Does Product Quality Finally Matter Most?
Dave Winer just released a great post concerning how the market for software products, and the marketing of them, has changed.
One of the things he said is this:
“But none of that means that I can’t find enough users for my aggregator, and you for yours, to be able to continue development and influence the market, because we don’t have to convince the editors of PC Mag and PC Week that our products matter. When the big dinosaurs, Microsoft, Lotus and Ashton-Tate, and later Borland, wanted our market, the publications had little choice but to give it to them. Now I am a publication myself. I can communicate directly with users. That changes everything.“
This suggests two interesting things to me.
1) Perhaps the time has come when QUALITY of product will matter more than STRATEGY. I’m not sure the time has come for this yet, as history has clearly shown that strategy can trump quality (think MAC vs PC). But maybe for the first time a quality product will be able to SURVIVE and not die off the way many have in the past (think ATARI computers). Part of the reason for this is #2.
2) Distribution Channels no longer mean the difference between success and failure. Until the last 24 months or so, to get your product into the hands of consumers you HAD to have a distribution deal (think Quickbooks in BestBuy). Using the web, you don’t need that anymore – 2ndSite is proof of that.










7:42 pm
“I pretty much agree with this. Lowering the barriers to entry to a market means you’re going to get more competitors and the money’s going to be spread around more evenly. There might still be large, dominant players but it won’t be winner-takes-all.

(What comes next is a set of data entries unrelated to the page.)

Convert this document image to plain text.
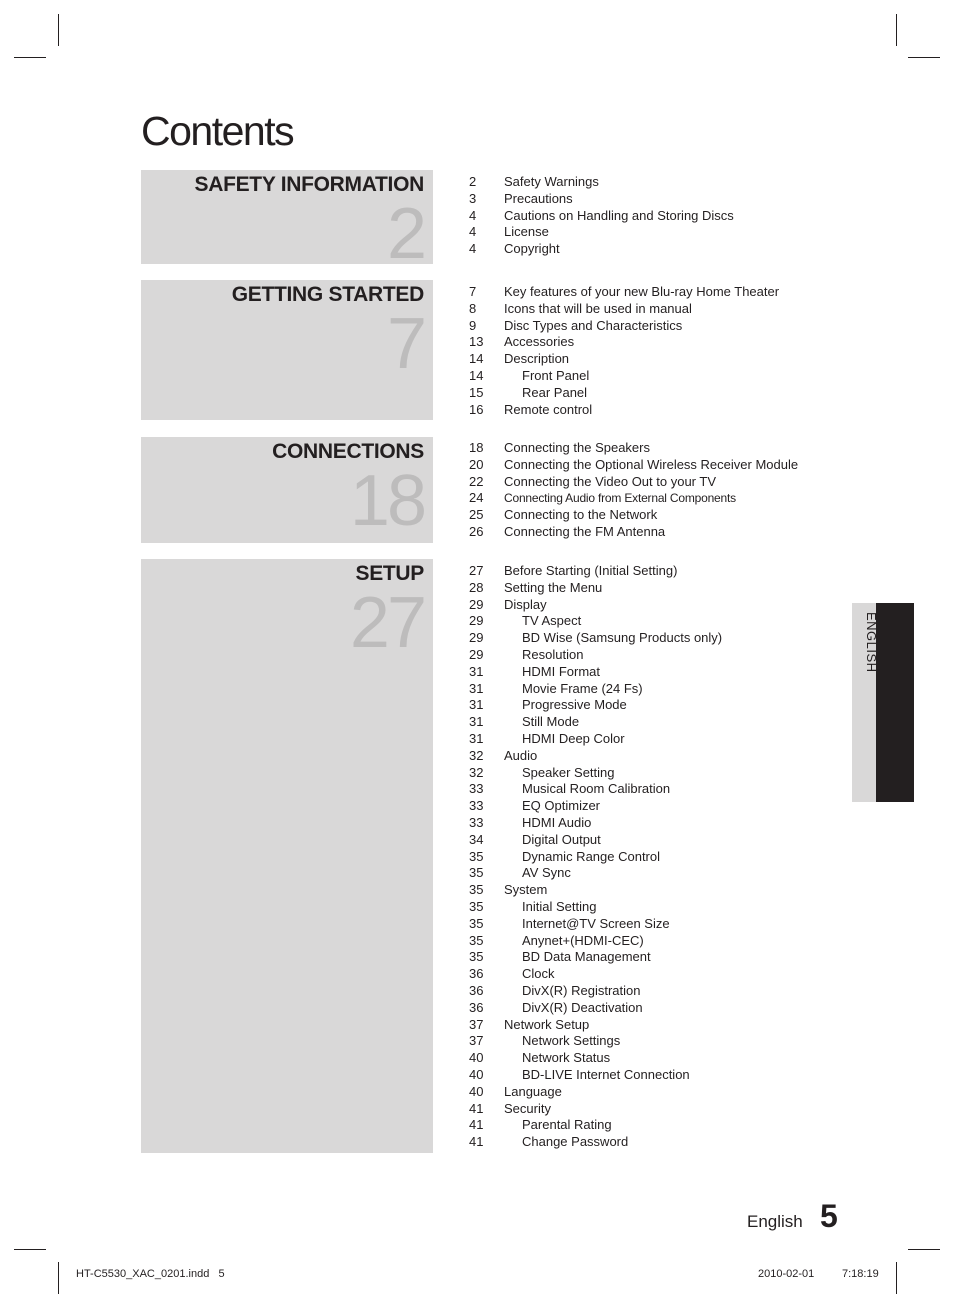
Contents
SAFETY INFORMATION
2
GETTING STARTED
7
CONNECTIONS
18
SETUP
27
2	Safety Warnings
3	Precautions
4	Cautions on Handling and Storing Discs
4	License
4	Copyright
7	Key features of your new Blu-ray Home Theater
8	Icons that will be used in manual
9	Disc Types and Characteristics
13	Accessories
14	Description
14	Front Panel
15	Rear Panel
16	Remote control
18	Connecting the Speakers
20	Connecting the Optional Wireless Receiver Module
22	Connecting the Video Out to your TV
24	Connecting Audio from External Components
25	Connecting to the Network
26	Connecting the FM Antenna
27	Before Starting (Initial Setting)
28	Setting the Menu
29	Display
29	TV Aspect
29	BD Wise (Samsung Products only)
29	Resolution
31	HDMI Format
31	Movie Frame (24 Fs)
31	Progressive Mode
31	Still Mode
31	HDMI Deep Color
32	Audio
32	Speaker Setting
33	Musical Room Calibration
33	EQ Optimizer
33	HDMI Audio
34	Digital Output
35	Dynamic Range Control
35	AV Sync
35	System
35	Initial Setting
35	Internet@TV Screen Size
35	Anynet+(HDMI-CEC)
35	BD Data Management
36	Clock
36	DivX(R) Registration
36	DivX(R) Deactivation
37	Network Setup
37	Network Settings
40	Network Status
40	BD-LIVE Internet Connection
40	Language
41	Security
41	Parental Rating
41	Change Password
ENGLISH
English 5
HT-C5530_XAC_0201.indd   5	2010-02-01	7:18:19
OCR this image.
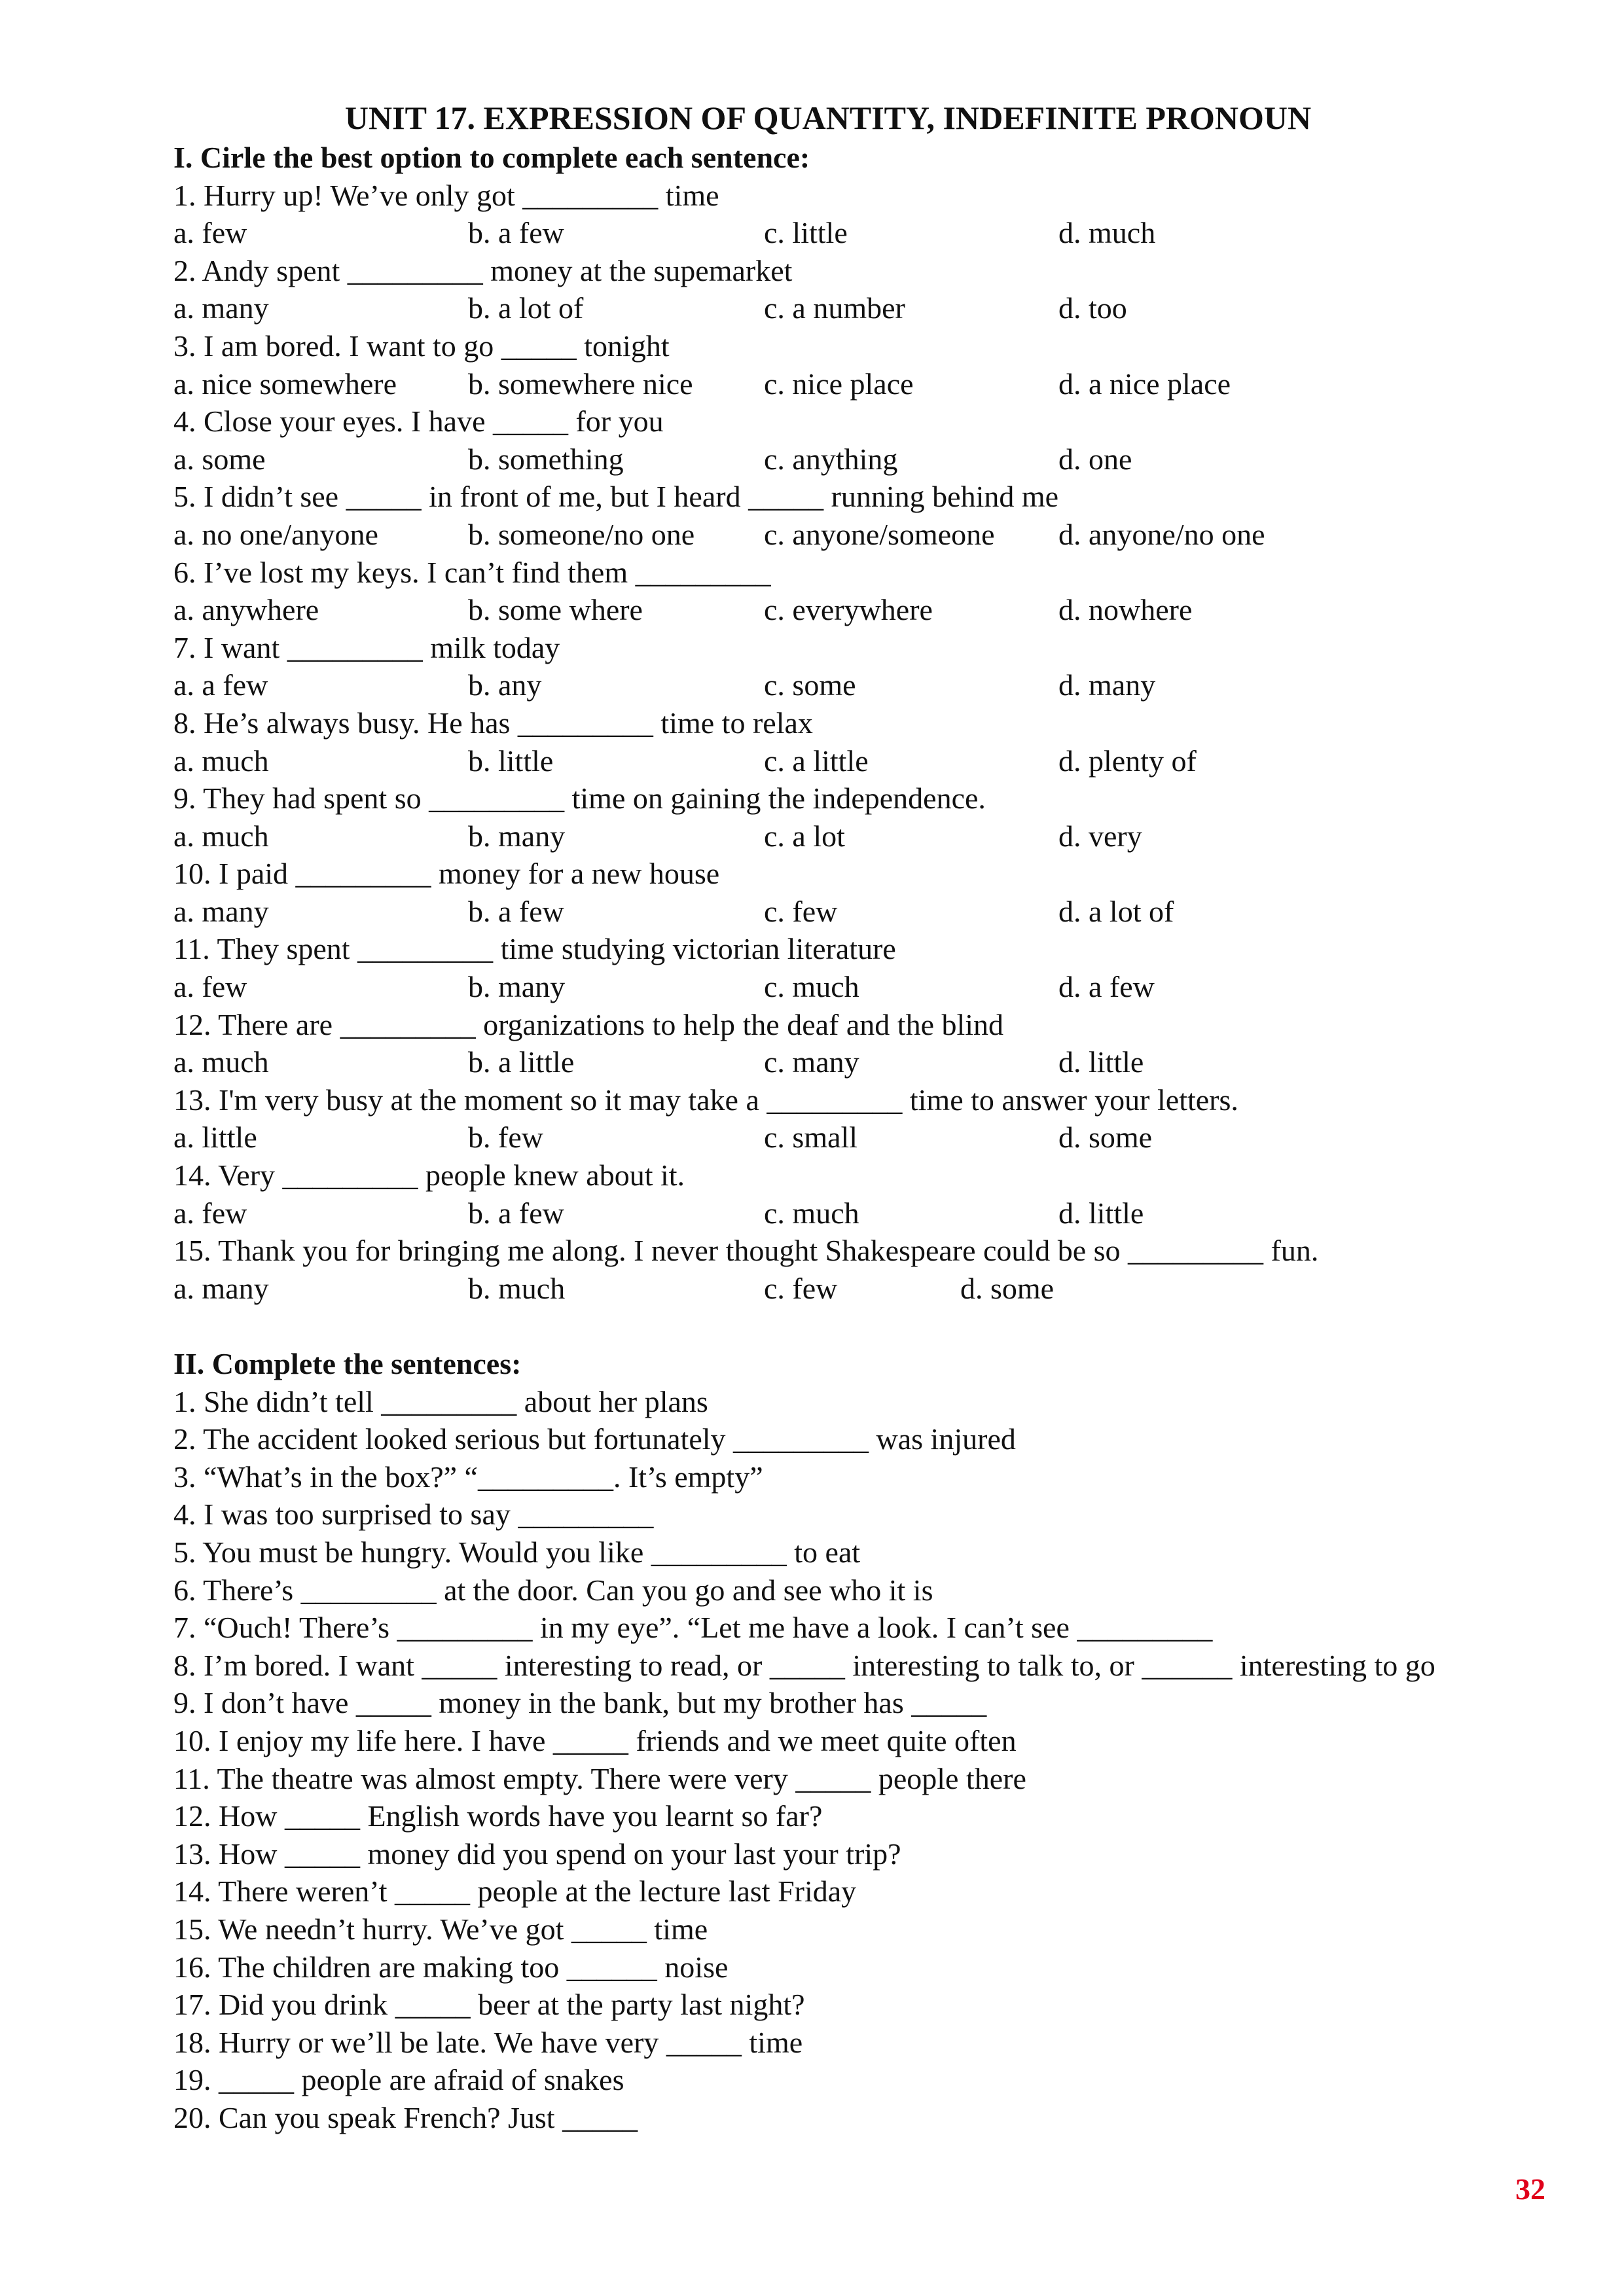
UNIT 17. EXPRESSION OF QUANTITY, INDEFINITE PRONOUN
I. Cirle the best option to complete each sentence:
1. Hurry up! We’ve only got _________ time
a. few	b. a few	c. little	d. much
2. Andy spent _________ money at the supemarket
a. many	b. a lot of	c. a number	d. too
3. I am bored. I want to go _____ tonight
a. nice somewhere b. somewhere nice c. nice place	d. a nice place
4. Close your eyes. I have _____ for you
a. some	b. something	c. anything	d. one
5. I didn’t see _____ in front of me, but I heard _____ running behind me
a. no one/anyone	b. someone/no one c. anyone/someone d. anyone/no one
6. I’ve lost my keys. I can’t find them _________
a. anywhere	b. some where	c. everywhere	d. nowhere
7. I want _________ milk today
a. a few	b. any	c. some	d. many
8. He’s always busy. He has _________ time to relax
a. much	b. little	c. a little	d. plenty of
9. They had spent so _________ time on gaining the independence.
a. much	b. many	c. a lot	d. very
10. I paid _________ money for a new house
a. many	b. a few	c. few	d. a lot of
11. They spent _________ time studying victorian literature
a. few	b. many	c. much	d. a few
12. There are _________ organizations to help the deaf and the blind
a. much	b. a little	c. many	d. little
13. I'm very busy at the moment so it may take a _________ time to answer your letters.
a. little	b. few	c. small	d. some
14. Very _________ people knew about it.
a. few	b. a few	c. much	d. little
15. Thank you for bringing me along. I never thought Shakespeare could be so _________ fun.
a. many	b. much	c. few	d. some
II. Complete the sentences:
1. She didn’t tell _________ about her plans
2. The accident looked serious but fortunately _________ was injured
3. “What’s in the box?” “_________. It’s empty”
4. I was too surprised to say _________
5. You must be hungry. Would you like _________ to eat
6. There’s _________ at the door. Can you go and see who it is
7. “Ouch! There’s _________ in my eye”. “Let me have a look. I can’t see _________
8. I’m bored. I want _____ interesting to read, or _____ interesting to talk to, or ______ interesting to go
9. I don’t have _____ money in the bank, but my brother has _____
10. I enjoy my life here. I have _____ friends and we meet quite often
11. The theatre was almost empty. There were very _____ people there
12. How _____ English words have you learnt so far?
13. How _____ money did you spend on your last your trip?
14. There weren’t _____ people at the lecture last Friday
15. We needn’t hurry. We’ve got _____ time
16. The children are making too ______ noise
17. Did you drink _____ beer at the party last night?
18. Hurry or we’ll be late. We have very _____ time
19. _____ people are afraid of snakes
20. Can you speak French? Just _____
32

It also means that customer loyalty can’t be taken for granted. You need to work to justify your customers’ ongoing willingness to use you, because switching is easy and it’s tempting every time you get a bad experience. But this means higher standards across the industry as a whole, happier customers and happier staff – few people really enjoy doing a second-rate job. Most would love to excel, but many are held back by businesses that tell their staff that too much quality is not only unnecessary, but harmful to their bottom line.